Sokaklardan çıkıp restoranları ve catering işletmeleri olan bir oligark haline gelmiş. Bu şahıs, müşterileri arasında Putin'in de olması nedeniyle Putin’in şefi olarak da biliniyor. Gazetecilik hayatımda yerli ve yabancı birçok siyasetçiyi takip ettim. Siyasetçiler gittikleri her yerde kendilerine her ikram edileni öyle yiyip içmezler. Kibar bir şekilde geri çevirirler. Bazen diyette olduklarını söylerler. 

Eski bir KGB ajanı olan Putin bu şahısın restoranlarına gidiyorsa, konuklarını orada ağırlıyorsa aralarında güvene dayalı bir ilişki olmalı. Ama bazen en güvendiğiniz dağlara bile kar yağabiliyor. Rusya’da yaşanan da tam da budur.
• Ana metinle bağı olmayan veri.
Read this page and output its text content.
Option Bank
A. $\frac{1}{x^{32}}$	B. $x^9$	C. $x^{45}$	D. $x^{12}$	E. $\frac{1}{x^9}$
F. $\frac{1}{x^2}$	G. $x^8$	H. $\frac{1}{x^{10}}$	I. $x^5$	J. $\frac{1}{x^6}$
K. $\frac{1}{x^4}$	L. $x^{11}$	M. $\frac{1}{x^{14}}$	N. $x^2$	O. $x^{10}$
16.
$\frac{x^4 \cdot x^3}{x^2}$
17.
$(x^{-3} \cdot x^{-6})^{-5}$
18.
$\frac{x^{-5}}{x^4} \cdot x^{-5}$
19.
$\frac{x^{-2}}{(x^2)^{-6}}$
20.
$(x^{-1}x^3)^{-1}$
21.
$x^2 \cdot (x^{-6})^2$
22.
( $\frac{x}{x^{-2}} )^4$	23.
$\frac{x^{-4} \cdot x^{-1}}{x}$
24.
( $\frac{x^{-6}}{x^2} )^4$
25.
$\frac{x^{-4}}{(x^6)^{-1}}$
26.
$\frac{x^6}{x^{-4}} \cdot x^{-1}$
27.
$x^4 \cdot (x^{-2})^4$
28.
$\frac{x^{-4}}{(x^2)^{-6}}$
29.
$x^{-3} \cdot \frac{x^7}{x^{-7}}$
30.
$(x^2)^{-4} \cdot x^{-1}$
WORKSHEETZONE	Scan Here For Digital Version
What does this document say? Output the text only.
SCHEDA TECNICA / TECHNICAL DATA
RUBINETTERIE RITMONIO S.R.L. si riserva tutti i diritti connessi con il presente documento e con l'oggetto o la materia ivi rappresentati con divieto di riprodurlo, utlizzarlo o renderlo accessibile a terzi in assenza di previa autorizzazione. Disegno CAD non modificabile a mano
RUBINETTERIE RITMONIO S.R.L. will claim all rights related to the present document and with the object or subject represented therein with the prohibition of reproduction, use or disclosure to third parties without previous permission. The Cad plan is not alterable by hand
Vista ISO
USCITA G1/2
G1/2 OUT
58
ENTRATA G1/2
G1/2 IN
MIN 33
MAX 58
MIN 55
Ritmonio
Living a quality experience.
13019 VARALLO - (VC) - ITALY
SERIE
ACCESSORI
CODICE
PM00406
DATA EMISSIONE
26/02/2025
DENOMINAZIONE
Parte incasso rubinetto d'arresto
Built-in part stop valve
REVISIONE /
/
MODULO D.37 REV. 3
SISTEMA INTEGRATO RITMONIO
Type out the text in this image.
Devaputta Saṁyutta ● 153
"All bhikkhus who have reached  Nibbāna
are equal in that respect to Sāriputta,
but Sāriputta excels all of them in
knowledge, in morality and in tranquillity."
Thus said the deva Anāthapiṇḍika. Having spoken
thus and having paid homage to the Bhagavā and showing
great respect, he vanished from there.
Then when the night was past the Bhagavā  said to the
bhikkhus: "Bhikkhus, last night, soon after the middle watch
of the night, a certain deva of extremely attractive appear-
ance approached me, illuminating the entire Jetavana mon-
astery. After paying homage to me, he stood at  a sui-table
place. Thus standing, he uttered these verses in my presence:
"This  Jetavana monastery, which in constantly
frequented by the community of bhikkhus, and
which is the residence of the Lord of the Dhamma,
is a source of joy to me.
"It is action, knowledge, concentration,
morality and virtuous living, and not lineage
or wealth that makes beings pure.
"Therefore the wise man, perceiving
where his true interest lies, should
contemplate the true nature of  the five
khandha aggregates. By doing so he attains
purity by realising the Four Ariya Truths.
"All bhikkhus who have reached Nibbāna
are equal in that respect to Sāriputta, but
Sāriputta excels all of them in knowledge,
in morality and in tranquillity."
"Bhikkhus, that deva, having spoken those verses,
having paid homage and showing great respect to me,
Belki de eski bir KGB ajanı olan Putin, kendisine en yakın olan ismin kurduğu Wagner isimli paralel ordunun silahları kendine doğrultacağını hiç hesap etmemişti.

***

Her ne kadar bu kriz Belarus Cumhurbaşkanının devreye girmesiyle 24 saat bile dolmadan aşılmış olsa da bu defterin kapanacağını pek sanmıyorum. Bunun siyasi etkilerini de zaman içinde hep birlikte göreceğiz. Öte yandan Rusya’daki gelişmeler ve Putin’in islediği politikalar bizleri de etkiliyor. Bugün şayet Rusya’dan her yıl milyonlarca turist Türkiye’ye geliyorsa; en fazla da Antalya tercih ediliyorsa; bunda Putin’in de rolü olduğunu söyleyebiliriz.

***

Çünkü Putin daha siyasete bile atılmadığı;  St. Petersburg’ta vali yardımcılığı yaptığı dönemde Antalya’da tatil yapıp mavi yolculuklara çıkan biridir. Putin’in Antalya tatilinin detaylarını bana onu getirip otelinde misafir eden Türk Rus İş Konseyi Onursal Başkanı Turgut Gür anlatmıştı. Putin’i mavi yolculuğa çıktığı teknenin sahibi Hasan Büyükkurt’tan da gezinin detaylarını dinlemiştim.

***

Özetle çok mutlu ayrılmış Putin Antalya’dan. Bu gezilerin de etkisiyle Putin Rusya’da devlet başkanı olduktan sonra İkinci Dünya savaşında Nazilere karşı savaşan eski Rus askerlerini aileleriyle birlikte Antalya tatiliyle ödüllendirmişti.  Kemer’de tatil yapan eski Rus savaşçılarıyla yaptığım röportajlar o tarihlerde çalıştığım Akşam Gazetesinde yayınlanmıştı.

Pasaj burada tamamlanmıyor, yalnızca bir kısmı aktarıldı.